## IS-4100: Web Scraping NFL Draft Data

## Overview:
In this lab, you will learn how to gather NFL draft and scouting data from various websites through web scraping, perform exploratory data analysis (EDA), and build a machine learning model to predict player success in the NFL. You will use **Python / R**, with libraries such as **BeautifulSoup**, **RSelenium**, and **requests** for scraping, **pandas** (Python) or **dplyr** and **tidyverse** (R) for data manipulation, and **scikit-learn** (Python) or **caret** (R) for model building.

## Objectives:
- Learn web scraping techniques using Python or R.
- Perform exploratory data analysis (EDA) on NFL draft data.
- Build a predictive model to analyze draft data and predict player success (e.g., Pro Bowl appearances, number of career games, or player performance ratings).
- Evaluate the model's performance and analyze its implications.

## Instructions:

### Part 1: Web Scraping NFL Draft Data
**Task**: Write a script to scrape NFL draft data. You may use Python or R for this task. Suggested websites include:
- Pro Football Reference (NFL Draft)
- NFL Scouting Data

**For Python**:
- Use libraries such as `BeautifulSoup`, `requests`, and `lxml`.
- Example: Scraping player data using `BeautifulSoup` and cleaning it with `pandas`.

**For R**:
- Use libraries such as `rvest`, `RSelenium`, and `xml2`.
- Example: Scraping player data with `rvest` and cleaning it with `dplyr`.
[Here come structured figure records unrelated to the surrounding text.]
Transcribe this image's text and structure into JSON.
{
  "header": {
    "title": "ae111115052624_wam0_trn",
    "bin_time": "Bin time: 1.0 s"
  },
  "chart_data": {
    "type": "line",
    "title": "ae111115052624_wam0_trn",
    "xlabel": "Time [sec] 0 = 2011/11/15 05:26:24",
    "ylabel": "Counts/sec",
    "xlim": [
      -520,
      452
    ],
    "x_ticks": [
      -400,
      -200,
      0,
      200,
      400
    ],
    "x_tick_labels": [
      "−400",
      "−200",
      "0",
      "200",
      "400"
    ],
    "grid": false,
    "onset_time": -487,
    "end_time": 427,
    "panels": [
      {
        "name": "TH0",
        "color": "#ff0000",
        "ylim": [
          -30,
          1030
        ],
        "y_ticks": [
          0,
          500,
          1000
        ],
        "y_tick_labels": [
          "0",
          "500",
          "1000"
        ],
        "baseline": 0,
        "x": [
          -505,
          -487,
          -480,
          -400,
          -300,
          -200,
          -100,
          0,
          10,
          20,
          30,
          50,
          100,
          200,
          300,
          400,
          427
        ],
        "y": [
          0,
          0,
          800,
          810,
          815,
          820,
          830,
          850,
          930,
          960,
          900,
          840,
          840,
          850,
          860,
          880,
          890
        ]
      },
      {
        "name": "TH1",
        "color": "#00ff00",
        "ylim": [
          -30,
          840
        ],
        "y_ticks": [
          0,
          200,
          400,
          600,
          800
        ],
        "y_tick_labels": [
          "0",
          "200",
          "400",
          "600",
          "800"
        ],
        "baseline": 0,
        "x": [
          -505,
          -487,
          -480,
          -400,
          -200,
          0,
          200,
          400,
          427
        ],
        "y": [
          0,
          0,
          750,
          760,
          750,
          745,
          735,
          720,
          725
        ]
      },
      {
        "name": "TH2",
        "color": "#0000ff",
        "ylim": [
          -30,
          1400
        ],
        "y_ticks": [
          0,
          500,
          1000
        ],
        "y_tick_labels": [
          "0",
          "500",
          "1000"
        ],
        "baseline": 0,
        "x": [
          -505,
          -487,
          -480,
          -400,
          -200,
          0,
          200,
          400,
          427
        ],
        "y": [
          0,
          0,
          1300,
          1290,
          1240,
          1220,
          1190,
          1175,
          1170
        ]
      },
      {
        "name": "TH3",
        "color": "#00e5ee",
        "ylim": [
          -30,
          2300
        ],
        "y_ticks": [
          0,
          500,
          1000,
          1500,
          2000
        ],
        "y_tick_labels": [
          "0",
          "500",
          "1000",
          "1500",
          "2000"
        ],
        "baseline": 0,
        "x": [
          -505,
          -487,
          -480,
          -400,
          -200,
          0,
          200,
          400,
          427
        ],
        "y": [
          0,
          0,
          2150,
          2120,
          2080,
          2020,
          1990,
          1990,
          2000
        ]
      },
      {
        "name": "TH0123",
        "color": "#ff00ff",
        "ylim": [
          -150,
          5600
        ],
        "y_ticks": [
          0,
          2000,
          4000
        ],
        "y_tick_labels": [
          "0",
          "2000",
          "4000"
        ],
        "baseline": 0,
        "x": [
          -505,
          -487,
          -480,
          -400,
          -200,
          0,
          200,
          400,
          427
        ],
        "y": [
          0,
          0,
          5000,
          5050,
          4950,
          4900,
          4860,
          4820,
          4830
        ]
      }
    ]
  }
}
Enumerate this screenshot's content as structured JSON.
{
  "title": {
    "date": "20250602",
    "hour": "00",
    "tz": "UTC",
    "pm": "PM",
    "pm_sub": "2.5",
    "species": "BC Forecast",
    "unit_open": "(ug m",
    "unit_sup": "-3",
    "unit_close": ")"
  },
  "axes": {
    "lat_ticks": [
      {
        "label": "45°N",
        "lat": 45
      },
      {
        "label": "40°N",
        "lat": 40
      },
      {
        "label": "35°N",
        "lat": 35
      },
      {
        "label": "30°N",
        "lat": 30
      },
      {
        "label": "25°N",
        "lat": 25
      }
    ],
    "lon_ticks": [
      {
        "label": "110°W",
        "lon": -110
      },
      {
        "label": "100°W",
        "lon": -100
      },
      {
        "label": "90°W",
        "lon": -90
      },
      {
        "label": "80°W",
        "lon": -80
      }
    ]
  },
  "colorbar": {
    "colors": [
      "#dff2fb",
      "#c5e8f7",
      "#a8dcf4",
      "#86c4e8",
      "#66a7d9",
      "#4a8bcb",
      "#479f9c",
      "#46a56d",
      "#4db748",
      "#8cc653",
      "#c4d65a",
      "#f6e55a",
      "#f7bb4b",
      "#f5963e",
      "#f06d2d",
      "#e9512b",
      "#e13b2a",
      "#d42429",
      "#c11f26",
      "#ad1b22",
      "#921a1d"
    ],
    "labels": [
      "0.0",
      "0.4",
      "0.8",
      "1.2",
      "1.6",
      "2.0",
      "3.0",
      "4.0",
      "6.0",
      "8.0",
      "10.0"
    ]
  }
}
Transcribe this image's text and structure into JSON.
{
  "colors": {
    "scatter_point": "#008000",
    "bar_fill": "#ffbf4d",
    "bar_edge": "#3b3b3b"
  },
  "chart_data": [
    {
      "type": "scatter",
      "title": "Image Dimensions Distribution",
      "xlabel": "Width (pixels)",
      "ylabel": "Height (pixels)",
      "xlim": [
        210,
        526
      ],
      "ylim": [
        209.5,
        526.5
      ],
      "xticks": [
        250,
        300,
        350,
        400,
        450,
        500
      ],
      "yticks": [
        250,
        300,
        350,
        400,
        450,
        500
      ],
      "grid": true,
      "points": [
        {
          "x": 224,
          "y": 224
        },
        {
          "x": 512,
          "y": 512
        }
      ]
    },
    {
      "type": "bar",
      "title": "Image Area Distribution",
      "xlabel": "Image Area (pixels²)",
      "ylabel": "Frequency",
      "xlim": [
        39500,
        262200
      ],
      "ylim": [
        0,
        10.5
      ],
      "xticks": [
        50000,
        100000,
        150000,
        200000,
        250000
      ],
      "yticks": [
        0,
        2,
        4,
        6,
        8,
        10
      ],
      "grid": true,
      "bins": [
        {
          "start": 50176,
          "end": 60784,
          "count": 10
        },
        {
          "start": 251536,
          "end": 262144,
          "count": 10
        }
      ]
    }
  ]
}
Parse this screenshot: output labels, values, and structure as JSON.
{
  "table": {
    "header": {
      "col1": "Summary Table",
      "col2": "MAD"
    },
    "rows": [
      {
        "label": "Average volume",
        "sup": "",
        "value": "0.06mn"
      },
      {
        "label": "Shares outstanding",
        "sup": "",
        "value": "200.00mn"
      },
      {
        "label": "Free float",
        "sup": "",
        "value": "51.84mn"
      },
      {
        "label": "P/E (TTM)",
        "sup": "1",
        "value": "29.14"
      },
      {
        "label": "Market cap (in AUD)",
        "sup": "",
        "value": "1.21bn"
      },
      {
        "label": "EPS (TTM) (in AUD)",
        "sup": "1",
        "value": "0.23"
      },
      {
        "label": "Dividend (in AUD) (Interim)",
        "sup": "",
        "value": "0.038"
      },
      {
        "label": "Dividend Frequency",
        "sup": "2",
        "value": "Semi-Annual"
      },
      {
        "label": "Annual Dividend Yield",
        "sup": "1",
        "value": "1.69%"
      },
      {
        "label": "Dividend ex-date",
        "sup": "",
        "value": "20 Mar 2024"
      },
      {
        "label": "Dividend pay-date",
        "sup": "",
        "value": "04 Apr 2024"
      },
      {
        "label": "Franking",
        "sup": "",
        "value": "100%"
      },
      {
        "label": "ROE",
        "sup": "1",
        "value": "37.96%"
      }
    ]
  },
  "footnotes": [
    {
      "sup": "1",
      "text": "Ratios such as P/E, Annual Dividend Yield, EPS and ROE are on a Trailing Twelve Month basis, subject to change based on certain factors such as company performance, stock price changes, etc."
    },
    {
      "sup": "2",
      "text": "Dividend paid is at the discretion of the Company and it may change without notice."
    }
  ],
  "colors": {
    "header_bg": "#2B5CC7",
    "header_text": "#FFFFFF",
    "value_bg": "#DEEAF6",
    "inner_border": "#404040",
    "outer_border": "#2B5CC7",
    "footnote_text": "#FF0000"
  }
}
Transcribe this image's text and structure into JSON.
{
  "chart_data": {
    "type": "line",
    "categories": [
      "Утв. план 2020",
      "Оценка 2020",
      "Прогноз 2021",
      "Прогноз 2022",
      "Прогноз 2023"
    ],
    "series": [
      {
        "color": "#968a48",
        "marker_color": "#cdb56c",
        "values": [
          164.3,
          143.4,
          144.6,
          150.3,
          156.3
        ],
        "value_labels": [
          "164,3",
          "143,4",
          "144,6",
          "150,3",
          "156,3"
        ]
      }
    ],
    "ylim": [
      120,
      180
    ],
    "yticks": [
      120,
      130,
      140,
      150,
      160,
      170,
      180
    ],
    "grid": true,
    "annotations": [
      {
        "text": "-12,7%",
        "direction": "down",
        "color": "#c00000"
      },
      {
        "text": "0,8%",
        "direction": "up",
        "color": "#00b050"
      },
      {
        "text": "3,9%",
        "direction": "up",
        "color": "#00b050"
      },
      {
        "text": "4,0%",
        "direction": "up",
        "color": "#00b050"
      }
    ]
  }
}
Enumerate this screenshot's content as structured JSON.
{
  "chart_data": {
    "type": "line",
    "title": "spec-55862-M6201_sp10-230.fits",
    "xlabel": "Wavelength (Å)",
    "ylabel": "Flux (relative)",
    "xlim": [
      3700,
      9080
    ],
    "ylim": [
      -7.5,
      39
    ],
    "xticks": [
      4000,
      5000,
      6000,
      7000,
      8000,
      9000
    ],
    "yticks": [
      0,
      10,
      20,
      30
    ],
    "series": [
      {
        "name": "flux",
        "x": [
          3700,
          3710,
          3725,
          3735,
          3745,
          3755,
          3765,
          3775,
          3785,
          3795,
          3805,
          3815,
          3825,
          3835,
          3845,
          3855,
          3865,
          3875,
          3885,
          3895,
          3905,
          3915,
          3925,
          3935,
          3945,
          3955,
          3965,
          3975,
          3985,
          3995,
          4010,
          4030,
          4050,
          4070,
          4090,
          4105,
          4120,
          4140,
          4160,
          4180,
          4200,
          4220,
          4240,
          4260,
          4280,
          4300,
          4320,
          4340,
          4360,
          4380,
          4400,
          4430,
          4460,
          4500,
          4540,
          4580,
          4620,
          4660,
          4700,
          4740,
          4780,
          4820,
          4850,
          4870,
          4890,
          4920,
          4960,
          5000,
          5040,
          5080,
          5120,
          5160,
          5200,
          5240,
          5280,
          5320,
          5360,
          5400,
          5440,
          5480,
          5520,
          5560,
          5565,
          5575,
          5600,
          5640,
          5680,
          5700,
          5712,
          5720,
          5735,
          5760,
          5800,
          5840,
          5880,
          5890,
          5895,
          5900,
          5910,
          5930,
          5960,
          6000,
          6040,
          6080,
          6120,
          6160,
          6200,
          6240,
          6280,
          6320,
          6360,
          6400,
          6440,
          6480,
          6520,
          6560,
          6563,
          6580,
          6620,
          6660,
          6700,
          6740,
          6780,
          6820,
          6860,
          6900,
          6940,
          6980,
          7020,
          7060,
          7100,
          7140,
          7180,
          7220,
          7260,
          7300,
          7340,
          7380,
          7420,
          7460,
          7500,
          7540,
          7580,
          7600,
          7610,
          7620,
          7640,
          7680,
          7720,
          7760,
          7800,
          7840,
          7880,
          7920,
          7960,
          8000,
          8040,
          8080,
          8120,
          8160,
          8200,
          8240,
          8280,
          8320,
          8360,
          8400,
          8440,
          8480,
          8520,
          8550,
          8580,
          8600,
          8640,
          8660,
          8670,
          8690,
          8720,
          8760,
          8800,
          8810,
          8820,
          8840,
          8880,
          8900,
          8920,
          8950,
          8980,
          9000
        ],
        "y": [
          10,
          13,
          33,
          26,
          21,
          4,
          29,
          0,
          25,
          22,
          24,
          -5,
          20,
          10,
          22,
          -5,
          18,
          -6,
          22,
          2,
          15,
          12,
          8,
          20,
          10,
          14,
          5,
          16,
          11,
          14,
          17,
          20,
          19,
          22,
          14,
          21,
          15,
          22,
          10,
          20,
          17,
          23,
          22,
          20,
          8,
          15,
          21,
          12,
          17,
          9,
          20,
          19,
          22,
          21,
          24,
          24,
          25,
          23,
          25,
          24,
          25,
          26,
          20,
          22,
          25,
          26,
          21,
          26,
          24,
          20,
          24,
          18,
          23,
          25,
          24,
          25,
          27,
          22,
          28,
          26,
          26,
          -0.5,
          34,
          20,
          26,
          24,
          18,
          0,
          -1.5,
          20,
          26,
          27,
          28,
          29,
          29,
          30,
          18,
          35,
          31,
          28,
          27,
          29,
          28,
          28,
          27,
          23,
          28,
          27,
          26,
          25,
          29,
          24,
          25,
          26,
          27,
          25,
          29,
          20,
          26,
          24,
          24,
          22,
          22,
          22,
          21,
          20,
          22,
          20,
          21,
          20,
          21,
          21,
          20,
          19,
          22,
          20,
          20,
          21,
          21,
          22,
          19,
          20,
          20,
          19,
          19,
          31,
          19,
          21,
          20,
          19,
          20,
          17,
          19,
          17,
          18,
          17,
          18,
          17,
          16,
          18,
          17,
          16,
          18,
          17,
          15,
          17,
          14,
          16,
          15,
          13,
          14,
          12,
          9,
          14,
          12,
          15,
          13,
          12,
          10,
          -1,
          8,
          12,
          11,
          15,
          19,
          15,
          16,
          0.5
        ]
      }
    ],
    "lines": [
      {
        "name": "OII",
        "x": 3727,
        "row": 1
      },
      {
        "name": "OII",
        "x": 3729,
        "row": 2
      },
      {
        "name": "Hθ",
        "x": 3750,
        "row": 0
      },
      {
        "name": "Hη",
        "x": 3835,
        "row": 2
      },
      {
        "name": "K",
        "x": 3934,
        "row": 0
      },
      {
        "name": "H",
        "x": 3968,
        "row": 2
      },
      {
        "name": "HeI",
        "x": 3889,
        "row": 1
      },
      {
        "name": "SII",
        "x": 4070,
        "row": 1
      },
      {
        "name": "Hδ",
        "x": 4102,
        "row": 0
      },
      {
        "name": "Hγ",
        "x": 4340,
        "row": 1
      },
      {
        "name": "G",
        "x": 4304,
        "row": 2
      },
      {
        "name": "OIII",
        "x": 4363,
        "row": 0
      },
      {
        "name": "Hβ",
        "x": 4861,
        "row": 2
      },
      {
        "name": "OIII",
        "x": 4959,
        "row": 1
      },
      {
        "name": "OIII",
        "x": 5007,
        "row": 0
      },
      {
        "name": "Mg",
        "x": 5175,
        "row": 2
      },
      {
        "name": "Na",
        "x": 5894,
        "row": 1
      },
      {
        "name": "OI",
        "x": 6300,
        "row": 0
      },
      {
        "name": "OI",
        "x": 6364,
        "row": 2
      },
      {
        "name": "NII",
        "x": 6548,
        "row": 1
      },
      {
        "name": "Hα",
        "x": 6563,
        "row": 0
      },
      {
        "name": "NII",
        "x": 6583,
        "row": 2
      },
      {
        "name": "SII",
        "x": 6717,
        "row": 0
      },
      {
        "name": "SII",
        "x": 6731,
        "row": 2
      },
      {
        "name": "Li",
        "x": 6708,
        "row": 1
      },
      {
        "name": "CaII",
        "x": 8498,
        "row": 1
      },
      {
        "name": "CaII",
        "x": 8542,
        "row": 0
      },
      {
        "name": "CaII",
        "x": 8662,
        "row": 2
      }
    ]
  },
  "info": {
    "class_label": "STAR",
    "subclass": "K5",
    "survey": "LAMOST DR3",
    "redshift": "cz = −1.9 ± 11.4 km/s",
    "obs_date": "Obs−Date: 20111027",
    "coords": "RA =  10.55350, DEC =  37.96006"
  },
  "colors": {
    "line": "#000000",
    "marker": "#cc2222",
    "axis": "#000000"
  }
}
You are expected to scrape the following information for at least one NFL draft year:
- Player name
- Position
- College
- Draft round and pick number
- NFL team

**Deliverables**:
- A cleaned `pandas` DataFrame (Python) or a cleaned `tibble` (R) containing the scraped data.
- Save the data to a `.csv` file for further analysis.

### Part 2: Exploratory Data Analysis (EDA)
**Task**: Perform an EDA on the scraped NFL draft data. Analyze the following:
- Distribution of players by position.
- Number of players drafted by round.
- Success metrics like Pro Bowl appearances, number of games played, or All-Pro selections (if available).

**Questions to Explore**:
- Are certain positions more frequently drafted in the early rounds?
- Which colleges or conferences have the highest number of players drafted?

**For Python**:
- Use `pandas` and `matplotlib` or `seaborn` for visualizations.

**For R**:
- Use `ggplot2` for visualizations and `dplyr` for data manipulation.

**Deliverables**:
- Visualizations (bar charts, histograms, etc.) of your findings.
- Summary statistics (mean, median, mode) for key variables like draft round and "career value".

### Part 3: Predictive Modeling
**Task**: Build a machine learning model to predict player success based on draft data. You may use either Python or R for model building.

- **For Python**:
  - Use `scikit-learn` for model building and evaluation.
  
- **For R**:
  - Use `caret` for model building and evaluation.

**Steps**:
1. Split the data into training and testing sets.
2. Choose an appropriate model (e.g., logistic regression, decision tree, random forest).
3. Train the model and evaluate its performance using appropriate metrics such as accuracy, precision, and recall.

**Deliverables**:
- Model training and evaluation code.
- A brief explanation of the model's performance and potential ways to improve it.

### Part 4: Analysis and Discussion
**Task**: Analyze the results of your model and discuss the implications. Consider the following:
- What features were most important in predicting success?
- How could the model be improved (e.g., by gathering more data or using more advanced techniques)?
- Discuss potential biases in the data (e.g., players from larger schools being favored) and how they might affect the model.

**Deliverables**:
- A short report (2-3 paragraphs) summarizing your analysis and reflections on the results.